To Adams, the school's refusal to let him use the boys' bathroom meant the school refused to accept who he was.
"There was a lot of shame and embarrassment," he said. "It was very ostracizing. I felt like the school didn't want me and didn't value me for who I am."
The following year, Adams began taking birth control to halt menstruation and testosterone to make his body more masculine. In 2017, he had a double mastectomy.
He also underwent a legal transition, changing his gender to male on his Florida driver’s license and birth certificate.
During this time, Adams and his mother, Erica Kasper, met with school officials on numerous occasions, asking them to change the policy. But their appeals were unsuccessful.
Finally, in June 2017, Adams and his mother decided to file a federal lawsuit against the school board. It was not an easy decision, but one that had to be made, Kasper said.
“If not us, who?” she asked. “If not now, when?”
The case was assigned to U.S. District Judge Timothy Corrigan, appointed to the bench by President George W. Bush. Five months later, Corrigan presided over a three-day trial, hearing testimony from experts, school officials and Adams.
Even though the county school board appealed the ruling to the 11th U.S. Circuit Court of Appeals in Atlanta, it did not ask Corrigan to keep the bathroom policy in force while the case was pending. This meant Adams could use the boys’ bathroom during his senior year.
“It was liberating,” Adams said, noting his friends celebrated Corrigan’s ruling with posts on social media.
In his meticulous, 70-page ruling, Corrigan dismissed each one of the school board’s concerns about a transgender student using the boys’ bathroom.
As for the school board’s privacy concerns, Corrigan noted that Adams must go to the bathroom inside a stall with a closed door because he can’t use a urinal. Also, the judge said, there is no evidence that a transgender boy would be any more likely to be curious about another student’s anatomy than any other boy. And if a student were concerned about other students seeing his anatomy, he could use one of the gender-neutral bathrooms, the judge said.
Corrigan ruled in Adams’ favor on equal protection grounds. He also found that the school board violated Adams’ right not to be discriminated against on the basis of sex under Title IX, a 1972 law covering school systems that receive financial aid from the federal government.

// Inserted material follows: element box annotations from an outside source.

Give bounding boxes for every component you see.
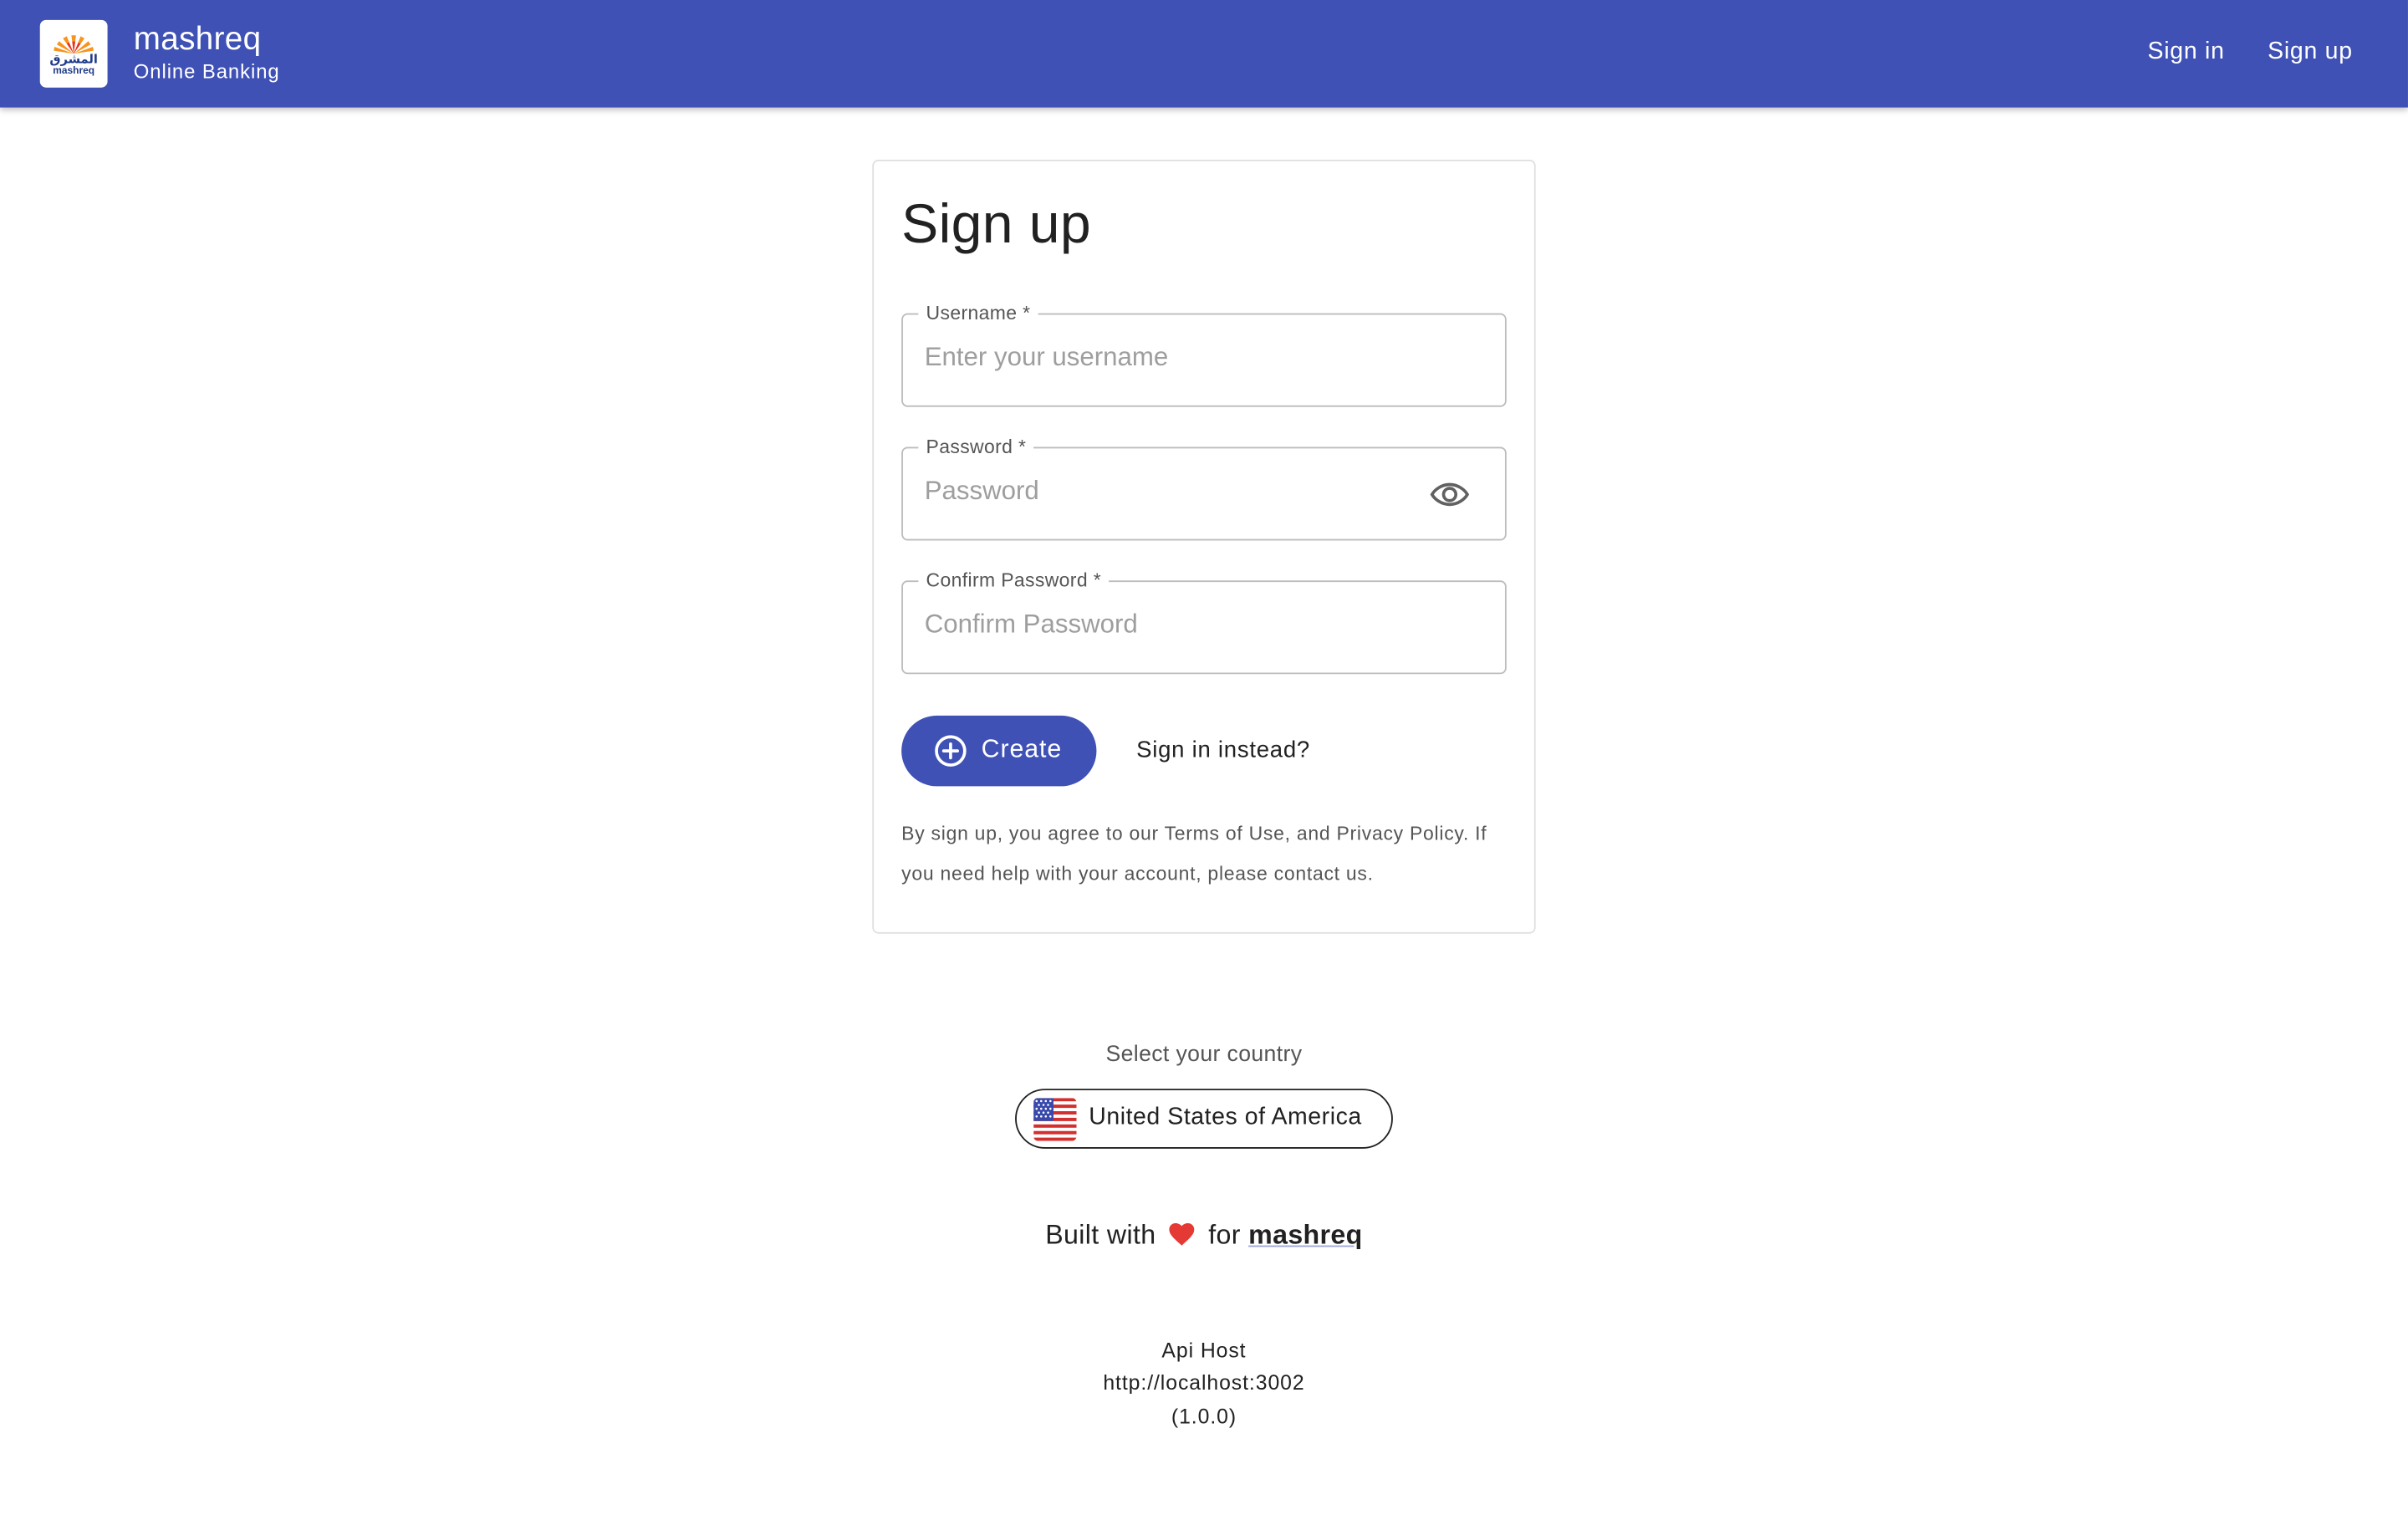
username-field[interactable]: Username *: [901, 300, 1507, 407]
mashreq-link[interactable]: mashreq: [1248, 1219, 1363, 1250]
terms-text: By sign up, you agree to our Terms of Us…: [901, 823, 1487, 885]
brand: mashreq Online Banking: [134, 22, 280, 86]
logo-arabic-text: المشرق: [49, 51, 98, 66]
signin-nav-button[interactable]: Sign in: [2147, 33, 2224, 70]
app-version: (1.0.0): [1171, 1405, 1237, 1429]
heart-icon: [1168, 1223, 1194, 1246]
brand-name: mashreq: [133, 21, 262, 57]
password-input[interactable]: [924, 476, 1416, 508]
password-label: Password *: [918, 434, 1034, 460]
api-host-label: Api Host: [1161, 1339, 1247, 1363]
app-header: المشرق mashreq mashreq Online Banking Si…: [0, 0, 2408, 108]
password-field[interactable]: Password *: [901, 434, 1507, 541]
built-prefix: Built with: [1045, 1219, 1156, 1251]
header-nav: Sign in Sign up: [2147, 33, 2352, 70]
signup-card: Sign up Username * Password * Confirm Pa…: [872, 160, 1536, 934]
create-button[interactable]: Create: [901, 715, 1097, 787]
confirm-password-input[interactable]: [924, 610, 1416, 640]
api-host-url: http://localhost:3002: [1103, 1371, 1305, 1395]
logo-english-text: mashreq: [53, 65, 95, 76]
page-title: Sign up: [901, 191, 1091, 255]
built-with-line: Built with for mashreq: [0, 1219, 2408, 1252]
brand-subtitle: Online Banking: [133, 59, 280, 84]
signup-nav-button[interactable]: Sign up: [2268, 33, 2353, 70]
mashreq-logo[interactable]: المشرق mashreq: [39, 19, 108, 88]
add-circle-icon: [935, 735, 967, 767]
country-name: United States of America: [1089, 1104, 1362, 1130]
eye-icon[interactable]: [1430, 476, 1470, 513]
country-select-button[interactable]: United States of America: [1015, 1089, 1393, 1149]
country-label: Select your country: [1105, 1043, 1303, 1068]
built-for: for: [1208, 1219, 1241, 1251]
confirm-password-field[interactable]: Confirm Password *: [901, 568, 1507, 675]
confirm-password-label: Confirm Password *: [918, 568, 1110, 593]
username-label: Username *: [918, 300, 1038, 326]
username-input[interactable]: [924, 342, 1416, 374]
us-flag-icon: [1033, 1098, 1077, 1141]
signin-instead-link[interactable]: Sign in instead?: [1136, 737, 1310, 763]
create-button-label: Create: [981, 735, 1063, 763]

“Even if a school is otherwise prepared to accept a student as transgender, it is not surprising that allowing transgender students to use restrooms aligned with their gender identity is not an easy step,” Corrigan wrote.

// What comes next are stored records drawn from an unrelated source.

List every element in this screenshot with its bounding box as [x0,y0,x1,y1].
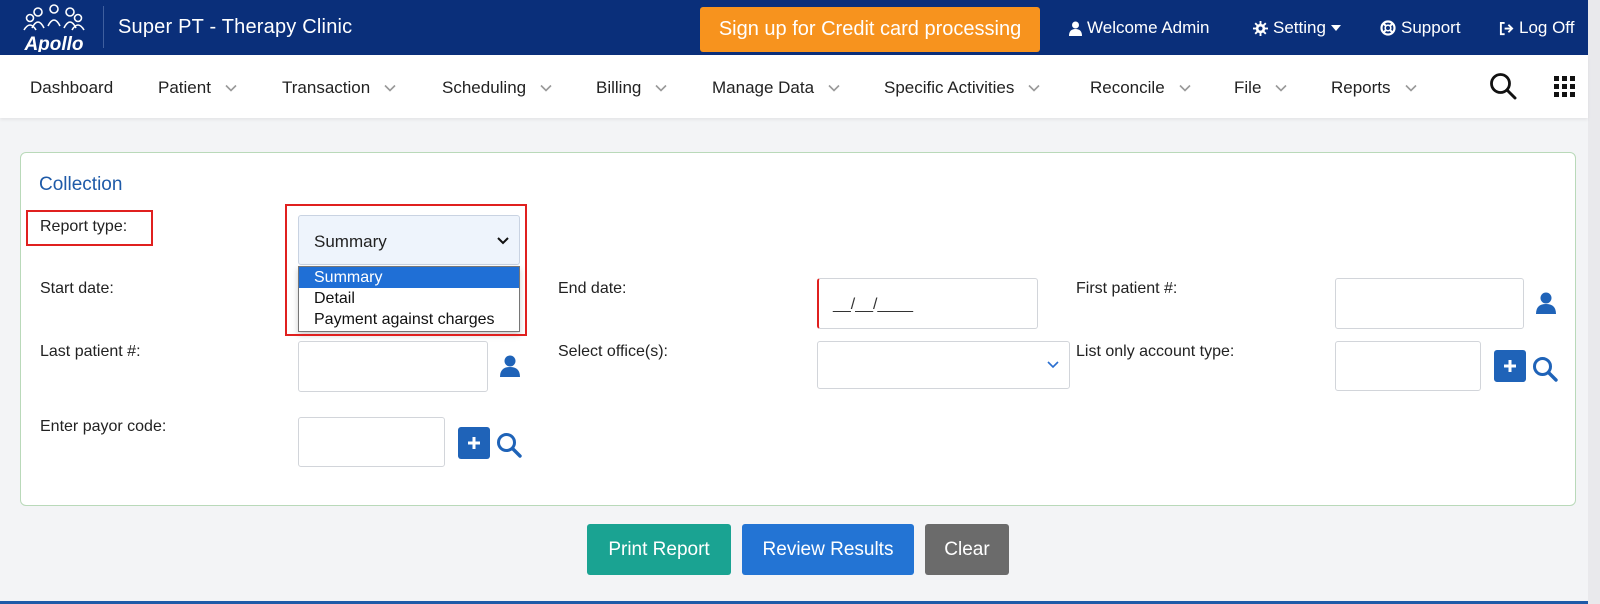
gear-icon [1253,20,1268,36]
nav-reconcile[interactable]: Reconcile [1090,78,1191,98]
add-account-type-button[interactable] [1494,350,1526,382]
credit-card-signup-button[interactable]: Sign up for Credit card processing [700,7,1040,52]
last-patient-label: Last patient #: [40,343,141,360]
chevron-down-icon [1179,84,1191,92]
plus-icon [468,437,480,449]
plus-icon [1504,360,1516,372]
payor-code-input[interactable] [298,417,445,467]
logo-separator [103,6,104,48]
highlight-report-type-label [26,210,153,246]
caret-down-icon [1330,25,1341,31]
nav-transaction[interactable]: Transaction [282,78,396,98]
nav-scheduling-label: Scheduling [442,78,527,97]
nav-file[interactable]: File [1234,78,1287,98]
nav-transaction-label: Transaction [282,78,371,97]
add-payor-button[interactable] [458,427,490,459]
nav-reports-label: Reports [1331,78,1391,97]
chevron-down-icon [828,84,840,92]
print-report-button[interactable]: Print Report [587,524,731,575]
logo-text: Apollo [23,34,83,52]
nav-specific-activities-label: Specific Activities [884,78,1015,97]
nav-manage-data[interactable]: Manage Data [712,78,840,98]
sign-out-icon [1499,21,1514,35]
apps-grid-icon[interactable] [1554,76,1575,97]
chevron-down-icon [540,84,552,92]
patient-lookup-icon[interactable] [1536,292,1556,314]
user-icon [1069,21,1082,36]
account-type-label: List only account type: [1076,343,1235,360]
nav-patient[interactable]: Patient [158,78,237,98]
nav-specific-activities[interactable]: Specific Activities [884,78,1040,98]
start-date-label: Start date: [40,280,114,297]
nav-billing[interactable]: Billing [596,78,667,98]
highlight-report-type-select [285,204,527,336]
first-patient-label: First patient #: [1076,280,1178,297]
nav-scheduling[interactable]: Scheduling [442,78,552,98]
scrollbar[interactable] [1588,0,1600,604]
main-nav: Dashboard Patient Transaction Scheduling… [0,55,1588,118]
welcome-label: Welcome Admin [1087,18,1210,37]
chevron-down-icon [384,84,396,92]
office-select[interactable] [817,341,1070,389]
end-date-mask: __/__/____ [833,296,914,313]
collection-panel [20,152,1576,506]
chevron-down-icon [1404,84,1417,92]
patient-lookup-icon[interactable] [500,355,520,377]
search-icon[interactable] [1489,72,1517,100]
chevron-down-icon [1047,361,1059,369]
top-header: Apollo Super PT - Therapy Clinic Sign up… [0,0,1588,55]
review-results-button[interactable]: Review Results [742,524,914,575]
select-office-label: Select office(s): [558,343,668,360]
nav-reports[interactable]: Reports [1331,78,1417,98]
last-patient-input[interactable] [298,341,488,392]
end-date-input[interactable]: __/__/____ [817,278,1038,329]
logoff-link[interactable]: Log Off [1499,18,1574,38]
nav-billing-label: Billing [596,78,642,97]
logoff-label: Log Off [1519,18,1575,37]
chevron-down-icon [1028,84,1040,92]
end-date-label: End date: [558,280,627,297]
nav-dashboard[interactable]: Dashboard [30,78,113,98]
chevron-down-icon [1275,84,1287,92]
nav-patient-label: Patient [158,78,211,97]
panel-title: Collection [39,174,123,195]
welcome-admin-link[interactable]: Welcome Admin [1069,18,1210,38]
setting-label: Setting [1273,18,1326,37]
first-patient-input[interactable] [1335,278,1524,329]
nav-reconcile-label: Reconcile [1090,78,1165,97]
clinic-name: Super PT - Therapy Clinic [118,16,353,38]
search-account-type-icon[interactable] [1532,356,1558,382]
account-type-input[interactable] [1335,341,1481,391]
chevron-down-icon [225,84,237,92]
clear-button[interactable]: Clear [925,524,1009,575]
nav-manage-data-label: Manage Data [712,78,815,97]
search-payor-icon[interactable] [496,432,522,458]
chevron-down-icon [655,84,667,92]
nav-file-label: File [1234,78,1262,97]
support-label: Support [1401,18,1461,37]
lifebuoy-icon [1380,20,1396,36]
support-link[interactable]: Support [1380,18,1461,38]
nav-dashboard-label: Dashboard [30,78,114,97]
apollo-logo[interactable]: Apollo [16,4,92,52]
setting-menu[interactable]: Setting [1253,18,1341,38]
payor-code-label: Enter payor code: [40,418,167,435]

“But neither was it easy when public restrooms were racially segregated,” he said. “To be sure, what the law requires and what some are comfortable with are not always the same.”
Adams, Corrigan added, poses no threat to the privacy or safety of his fellow students.

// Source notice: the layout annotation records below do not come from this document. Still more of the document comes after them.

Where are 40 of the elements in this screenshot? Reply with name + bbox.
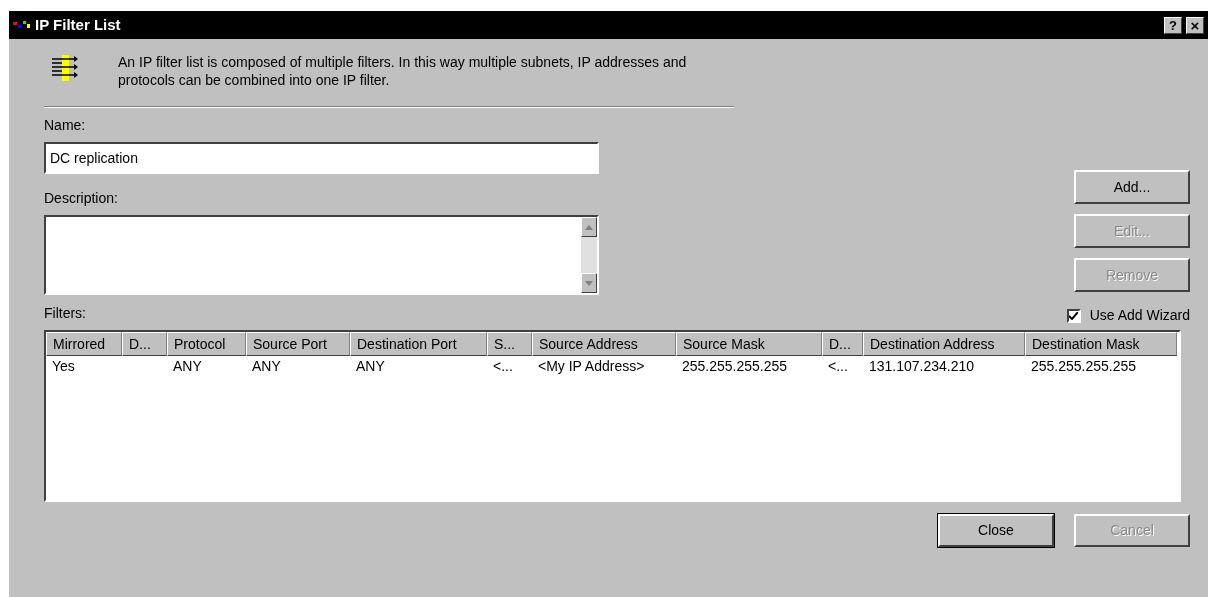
column-header[interactable]: Destination Address [863, 332, 1025, 356]
use-add-wizard-checkbox[interactable] [1066, 308, 1081, 323]
down-arrow-icon [585, 280, 593, 286]
app-icon [13, 19, 31, 31]
table-cell-text: 255.255.255.255 [1031, 356, 1137, 376]
check-icon [1069, 311, 1079, 320]
table-cell-text: ANY [173, 356, 202, 376]
close-button[interactable]: × [1186, 16, 1204, 34]
table-cell-text: Yes [52, 356, 75, 376]
column-header[interactable]: D... [122, 332, 167, 356]
name-field[interactable]: DC replication [44, 142, 599, 174]
table-cell-text: ANY [252, 356, 281, 376]
table-cell-text: 131.107.234.210 [869, 356, 975, 376]
filter-list-icon [50, 53, 78, 83]
table-cell-text: 255.255.255.255 [682, 356, 788, 376]
window-title: IP Filter List [35, 14, 122, 35]
help-button[interactable]: ? [1164, 16, 1182, 34]
dialog-button[interactable]: Close [938, 514, 1054, 547]
table-cell-text: <... [493, 356, 513, 376]
column-header[interactable]: S... [487, 332, 532, 356]
column-header[interactable]: Source Port [246, 332, 350, 356]
description-field[interactable] [44, 215, 599, 295]
table-cell-text: ANY [356, 356, 385, 376]
column-header[interactable]: Protocol [167, 332, 246, 356]
table-cell-text: <My IP Address> [538, 356, 645, 376]
description-label: Description: [44, 189, 119, 208]
column-header[interactable]: D... [822, 332, 863, 356]
column-header[interactable]: Source Mask [676, 332, 822, 356]
scrollbar[interactable] [581, 217, 597, 293]
column-header[interactable]: Source Address [532, 332, 676, 356]
table-cell-text: <... [828, 356, 848, 376]
name-label: Name: [44, 116, 87, 135]
column-header[interactable]: Destination Mask [1025, 332, 1177, 356]
column-header[interactable]: Mirrored [46, 332, 122, 356]
use-add-wizard-label: Use Add Wizard [1089, 306, 1190, 325]
filters-label: Filters: [44, 304, 86, 323]
up-arrow-icon [585, 224, 593, 230]
column-header[interactable]: Destination Port [350, 332, 487, 356]
intro-text: An IP filter list is composed of multiple filters. In this way multiple subnets, IP addresses and protocols can be combined into one IP filter. [118, 53, 688, 89]
dialog-button[interactable]: Add... [1074, 170, 1190, 204]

“Rather, Drew Adams is just like every other student at Nease High School, a teenager coming of age in a complicated, uncertain and changing world,” Corrigan wrote. “When it comes to his use of the bathroom, the law requires that he be treated like any other boy.”
Adams, who was an honor student at Nease High, is now a freshman at the University of Central Florida where he’s studying psychology and political science.
“I’m very hopeful the court will rule in our favor,” Adams said. “I realize how much bigger than me this is.”